“Natale non è un giorno o una stagione, ma uno stato d’animo”.
John Calvin Coolidge
Di questo stato d’animo, calore e focolare , sentimento e strumento.
Il calore della Famiglia in una continua cottura lenta , profumata e intensa. Lo scricchiolar della legna che ardeva , quel profumo di affumicato che toccava tutte le pentole di alluminio annerite dal fumo della legna. Odori di bolliti e zuppe, tavole colorate ed imbandite sempre a festa, melograni, noci e mandorla e uva appassita regnavano al centro delle tavole, e ghirlande di “ Zorba” che adornavano la casa.

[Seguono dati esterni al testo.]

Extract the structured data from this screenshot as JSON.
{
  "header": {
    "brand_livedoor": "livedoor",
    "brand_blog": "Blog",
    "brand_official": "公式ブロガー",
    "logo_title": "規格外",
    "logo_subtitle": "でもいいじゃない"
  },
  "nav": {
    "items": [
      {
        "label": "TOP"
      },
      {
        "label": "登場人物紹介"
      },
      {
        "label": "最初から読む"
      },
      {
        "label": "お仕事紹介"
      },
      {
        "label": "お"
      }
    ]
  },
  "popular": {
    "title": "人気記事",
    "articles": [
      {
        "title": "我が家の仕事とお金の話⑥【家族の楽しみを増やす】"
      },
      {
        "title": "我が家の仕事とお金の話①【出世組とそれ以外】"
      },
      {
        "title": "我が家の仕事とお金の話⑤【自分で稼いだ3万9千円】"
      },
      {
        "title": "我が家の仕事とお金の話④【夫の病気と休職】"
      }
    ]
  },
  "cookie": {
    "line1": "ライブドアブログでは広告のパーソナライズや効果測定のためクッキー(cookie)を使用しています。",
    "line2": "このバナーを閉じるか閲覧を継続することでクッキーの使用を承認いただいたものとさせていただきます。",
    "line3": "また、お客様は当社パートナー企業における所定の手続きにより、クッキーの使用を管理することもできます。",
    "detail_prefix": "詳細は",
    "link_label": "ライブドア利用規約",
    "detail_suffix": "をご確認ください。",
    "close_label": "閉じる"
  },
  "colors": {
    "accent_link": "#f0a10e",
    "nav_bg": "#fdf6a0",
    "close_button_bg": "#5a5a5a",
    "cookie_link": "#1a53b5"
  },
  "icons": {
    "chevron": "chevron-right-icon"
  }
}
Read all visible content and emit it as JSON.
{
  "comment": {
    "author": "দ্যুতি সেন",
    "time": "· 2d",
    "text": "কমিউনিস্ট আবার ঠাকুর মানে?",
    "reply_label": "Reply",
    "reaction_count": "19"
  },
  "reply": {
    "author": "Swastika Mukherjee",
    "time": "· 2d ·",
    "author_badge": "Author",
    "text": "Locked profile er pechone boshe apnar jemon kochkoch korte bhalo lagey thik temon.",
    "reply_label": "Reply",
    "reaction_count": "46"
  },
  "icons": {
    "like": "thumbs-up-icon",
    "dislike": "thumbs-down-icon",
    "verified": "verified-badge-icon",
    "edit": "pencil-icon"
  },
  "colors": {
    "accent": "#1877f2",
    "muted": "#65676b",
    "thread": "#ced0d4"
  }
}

Schiamazzi, abbracci , corse e giocate interminabili tra bambini e anche gli adulti avevano i loro passatempi, le donne chiacchieranti consumando i ceci secchi e gli uomini ad un giro di briscole o di scopa.
Il mese di dicembre è sempre stato il mese degli agrumi , i profumi delle arance e dei mandarini erano presenti in tutte le case, si narra che la storia tra Re Carlo II e l’amante Nell Gwynn , venditrice di arance, inizi nel mese di dicembre.
Il rapporto con il cibo nel mese delle Festa rimanda a bisogni sociali, emozionali e queste basi mostrano proprio il loro modo d’essere, l’essere socialmente e emotivamente condivisi.
L’unità sociale si ritrova attraverso il mangiare assieme, tanto da diventare elementi di comunicazione non verbale e di prassi consolidate.
L’atto del cucinare stesso diventa modo di entrare in relazione con l’altro, l’altra famiglia che si fonde attraverso la cucina , il cibo e la tavola fino a divenire un unico ceppo, unica famiglia.
La conversazione tra le donne, mamme, zie, suocere e nuore, cognate e sorelle ricadeva sempre nel narrare del cibo, della ricetta e della cura fino a raggiungere la tavola , la tavola comune, le narrazioni portavano e preparavano a vivere e convivere nella socialità del gusto, il senso che vive solo nella sua caratteristica sociale.
…D’ogni cosa mi piace che maturi quand’è la sua stagione “ W.S.
La cucina invernale è la cucina che cura lo spirito e il corpo , è la cucina della riflessione , della calma, è la cucina della semplicità perché cosi vuole la terra . L’acqua calda nelle sue evoluzioni, zuppe, brodi, minestre , liquidi fluidi e caldi , pieni di tepore .
Maccu di favi
1 kg di fave cucivuli
0,1 kg di cipolla bianca
0,02 aglio
0,02 finocchietto
0,05 olio extra vergine
Mettere a bagno le fave per 24 ore, l’indomani mattina farle cuocere a fuoco lento nel doppio del loro volume. Generalmente evaporata ½ dell’acqua le fave sono cotte e quasi in purea.
Preparare un fondo di cottura con la cipolla tritata e l’aglio e metà del finocchietto , mettere la purea e allungare con del brodo di carne.
Fare cuocere dei capelli d’angelo , e mischiarli nella purea , servire caldo.
A questa ricetta tradizionale abbiamo apportato qualche modifica, guarnendo la zuppa di fave con riso carnaroli puro della Riserva San Massimo e cozze.